De la correspondance de l’archevêque de Tours, il résulte que les membres du sacré-collège, malgré leur retenue ou plutôt, croyons-nous, à cause de cette retenue qui semblait excessive au préfet de Montenotte, avaient conquis peu à peu un certain ascendant sur le saint-père. Le cardinal Roverella, en sa qualité de canoniste ultra-montain, était volontiers consulté par Pie VII ; mais le cardinal de Bayanne, au dire de M. de Barral, possédait de préférence à tout autre la confiance du souverain pontife à cause de sa capacité et de sa franchise. « Pour celui-là, continue l’archevêque de Tours, nous n’avons pas besoin de le catéchiser. Il est à nous, il pense juste. Il connaît à la fois le terrain de Paris et celui de Savone. Il sera très utile. Nous sommes contens des autres cardinaux, et nous les travaillons au surplus autant qu’il est possible. L’archevêque de Malines ne s’y oublie pas, et nous ne lui voudrions qu’un peu plus de moelleux dans les formes oratoires… Quant au préfet, il continue à faire merveille, non-seulement avec nous, qu’il reçoit d’une façon charmante, mais avec le pape chaque fois qu’il le voit. Il ne se mêle pas de faire le docteur ; mais il lui dit des choses si raisonnables, si bien adaptées à sa position et toutefois si fortes malgré la douceur et le moelleux qui le caractérisent, que, chaque fois qu’il revient d’auprès du pape, il le laisse plus affermi dans ses dispositions conciliantes. Enfin nous avons beaucoup d’espoir du succès, et votre excellence peut être bien assurée que nous ne négligerons rien pour l’assurer[2]. »
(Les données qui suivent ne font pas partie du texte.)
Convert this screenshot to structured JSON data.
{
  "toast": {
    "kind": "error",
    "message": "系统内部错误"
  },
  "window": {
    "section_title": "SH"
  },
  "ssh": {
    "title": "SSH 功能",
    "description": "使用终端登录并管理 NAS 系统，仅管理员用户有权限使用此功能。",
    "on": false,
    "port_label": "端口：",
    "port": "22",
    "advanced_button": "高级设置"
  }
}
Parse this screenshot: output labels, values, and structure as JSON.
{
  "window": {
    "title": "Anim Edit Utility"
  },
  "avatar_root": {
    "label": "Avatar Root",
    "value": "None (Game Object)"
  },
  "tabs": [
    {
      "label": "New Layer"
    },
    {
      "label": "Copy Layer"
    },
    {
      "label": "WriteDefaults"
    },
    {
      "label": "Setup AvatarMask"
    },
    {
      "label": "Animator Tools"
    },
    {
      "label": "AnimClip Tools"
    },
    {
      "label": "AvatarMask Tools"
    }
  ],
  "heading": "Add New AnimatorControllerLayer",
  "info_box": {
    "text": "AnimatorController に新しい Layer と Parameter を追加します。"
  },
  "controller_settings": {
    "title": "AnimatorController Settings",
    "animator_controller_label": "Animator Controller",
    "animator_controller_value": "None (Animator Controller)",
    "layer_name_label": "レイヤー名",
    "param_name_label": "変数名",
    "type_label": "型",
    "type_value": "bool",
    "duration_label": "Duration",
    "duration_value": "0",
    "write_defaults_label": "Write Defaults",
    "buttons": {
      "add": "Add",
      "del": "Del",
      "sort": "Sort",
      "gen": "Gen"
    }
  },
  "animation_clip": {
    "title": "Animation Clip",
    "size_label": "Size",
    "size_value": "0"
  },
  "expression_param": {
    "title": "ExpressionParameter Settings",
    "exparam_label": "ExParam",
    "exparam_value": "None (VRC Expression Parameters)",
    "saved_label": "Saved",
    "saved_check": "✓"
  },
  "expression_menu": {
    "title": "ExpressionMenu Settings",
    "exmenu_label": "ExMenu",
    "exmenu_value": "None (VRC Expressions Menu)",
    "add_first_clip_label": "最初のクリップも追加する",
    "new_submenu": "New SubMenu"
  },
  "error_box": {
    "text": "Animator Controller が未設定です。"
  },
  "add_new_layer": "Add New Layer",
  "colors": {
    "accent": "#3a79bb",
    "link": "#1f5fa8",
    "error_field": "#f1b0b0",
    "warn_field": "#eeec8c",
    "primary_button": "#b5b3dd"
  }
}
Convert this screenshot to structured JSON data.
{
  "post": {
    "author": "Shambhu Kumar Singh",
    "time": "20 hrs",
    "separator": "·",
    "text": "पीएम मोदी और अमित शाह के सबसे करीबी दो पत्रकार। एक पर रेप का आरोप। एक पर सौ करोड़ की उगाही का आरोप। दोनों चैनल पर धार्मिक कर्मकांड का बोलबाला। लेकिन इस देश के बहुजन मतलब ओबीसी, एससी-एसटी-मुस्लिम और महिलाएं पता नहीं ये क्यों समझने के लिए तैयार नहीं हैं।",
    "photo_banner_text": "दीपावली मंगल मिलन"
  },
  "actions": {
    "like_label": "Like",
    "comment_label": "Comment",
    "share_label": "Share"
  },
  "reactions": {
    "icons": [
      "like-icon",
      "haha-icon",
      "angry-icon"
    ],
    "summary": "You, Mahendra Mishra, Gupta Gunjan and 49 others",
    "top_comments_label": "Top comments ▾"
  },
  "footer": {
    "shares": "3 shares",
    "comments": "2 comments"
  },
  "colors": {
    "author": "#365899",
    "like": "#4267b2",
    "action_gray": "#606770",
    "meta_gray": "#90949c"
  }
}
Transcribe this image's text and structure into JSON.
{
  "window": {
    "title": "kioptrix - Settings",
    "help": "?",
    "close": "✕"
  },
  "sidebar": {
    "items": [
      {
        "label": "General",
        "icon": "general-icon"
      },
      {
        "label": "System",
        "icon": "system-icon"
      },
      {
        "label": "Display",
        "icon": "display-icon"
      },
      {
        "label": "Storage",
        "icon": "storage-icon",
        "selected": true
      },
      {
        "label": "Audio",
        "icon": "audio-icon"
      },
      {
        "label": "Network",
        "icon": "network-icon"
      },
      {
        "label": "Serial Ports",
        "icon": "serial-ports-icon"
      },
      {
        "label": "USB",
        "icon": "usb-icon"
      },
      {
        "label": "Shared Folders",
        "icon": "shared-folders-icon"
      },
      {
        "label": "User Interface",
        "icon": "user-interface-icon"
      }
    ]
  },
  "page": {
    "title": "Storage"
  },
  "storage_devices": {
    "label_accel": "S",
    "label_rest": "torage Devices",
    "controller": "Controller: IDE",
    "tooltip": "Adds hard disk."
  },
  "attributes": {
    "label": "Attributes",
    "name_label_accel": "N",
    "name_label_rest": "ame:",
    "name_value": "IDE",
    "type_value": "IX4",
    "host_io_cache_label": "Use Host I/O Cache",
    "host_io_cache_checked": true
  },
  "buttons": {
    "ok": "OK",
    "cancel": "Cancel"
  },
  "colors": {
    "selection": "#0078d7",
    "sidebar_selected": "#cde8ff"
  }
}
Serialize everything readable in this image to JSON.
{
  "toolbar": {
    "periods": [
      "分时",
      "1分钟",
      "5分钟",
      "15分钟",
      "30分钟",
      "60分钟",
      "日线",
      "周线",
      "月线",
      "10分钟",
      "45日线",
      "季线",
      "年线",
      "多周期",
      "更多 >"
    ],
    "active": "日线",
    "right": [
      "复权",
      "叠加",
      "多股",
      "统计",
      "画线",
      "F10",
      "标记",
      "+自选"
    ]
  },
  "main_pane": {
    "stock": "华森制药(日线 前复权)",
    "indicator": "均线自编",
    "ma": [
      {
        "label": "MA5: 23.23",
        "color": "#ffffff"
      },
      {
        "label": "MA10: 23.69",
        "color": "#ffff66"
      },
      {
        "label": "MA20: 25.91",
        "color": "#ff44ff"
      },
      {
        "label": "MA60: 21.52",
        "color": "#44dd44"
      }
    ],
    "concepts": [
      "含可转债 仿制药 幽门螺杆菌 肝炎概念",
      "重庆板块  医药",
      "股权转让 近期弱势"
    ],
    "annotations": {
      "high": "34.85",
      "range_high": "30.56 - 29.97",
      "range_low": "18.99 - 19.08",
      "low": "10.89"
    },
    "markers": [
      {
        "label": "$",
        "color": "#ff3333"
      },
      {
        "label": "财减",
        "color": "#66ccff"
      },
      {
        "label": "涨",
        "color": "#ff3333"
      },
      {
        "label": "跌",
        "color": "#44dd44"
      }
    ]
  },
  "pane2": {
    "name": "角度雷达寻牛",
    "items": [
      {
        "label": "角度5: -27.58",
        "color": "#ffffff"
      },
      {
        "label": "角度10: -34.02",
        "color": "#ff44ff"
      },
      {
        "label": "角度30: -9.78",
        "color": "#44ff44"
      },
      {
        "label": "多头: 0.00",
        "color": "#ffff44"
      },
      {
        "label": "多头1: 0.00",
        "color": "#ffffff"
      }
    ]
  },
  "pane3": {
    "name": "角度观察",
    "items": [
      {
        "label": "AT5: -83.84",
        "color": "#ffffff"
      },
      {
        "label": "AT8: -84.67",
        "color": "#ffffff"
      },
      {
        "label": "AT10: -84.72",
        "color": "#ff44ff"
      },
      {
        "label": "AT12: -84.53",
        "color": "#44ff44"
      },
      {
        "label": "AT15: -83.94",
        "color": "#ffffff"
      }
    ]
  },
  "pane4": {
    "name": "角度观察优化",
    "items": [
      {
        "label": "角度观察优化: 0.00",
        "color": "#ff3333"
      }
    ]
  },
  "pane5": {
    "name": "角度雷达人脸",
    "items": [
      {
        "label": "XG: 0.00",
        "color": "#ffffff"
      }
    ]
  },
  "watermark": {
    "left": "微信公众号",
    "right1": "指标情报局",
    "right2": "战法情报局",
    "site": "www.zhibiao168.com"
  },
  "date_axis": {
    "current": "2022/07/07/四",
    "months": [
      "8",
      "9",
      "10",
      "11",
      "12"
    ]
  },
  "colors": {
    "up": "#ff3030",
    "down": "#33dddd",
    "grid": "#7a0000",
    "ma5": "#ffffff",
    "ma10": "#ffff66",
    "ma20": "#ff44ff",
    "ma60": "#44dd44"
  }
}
Lorsque des personnages si considérables, et quelques-uns si habiles, mettaient tant de soins à s’entendre pour conspirer ensemble (suivant une expression de M. de Chabrol) contre les scrupules trop

  1. Lettre de M. de Chabrol a M. Bigot de Préameneu, 4 septembre 1811.
  2. Lettre de M. de Barral, archevêque de Tours, à M. Bigot, ministre des cultes, 5 septembre 1811.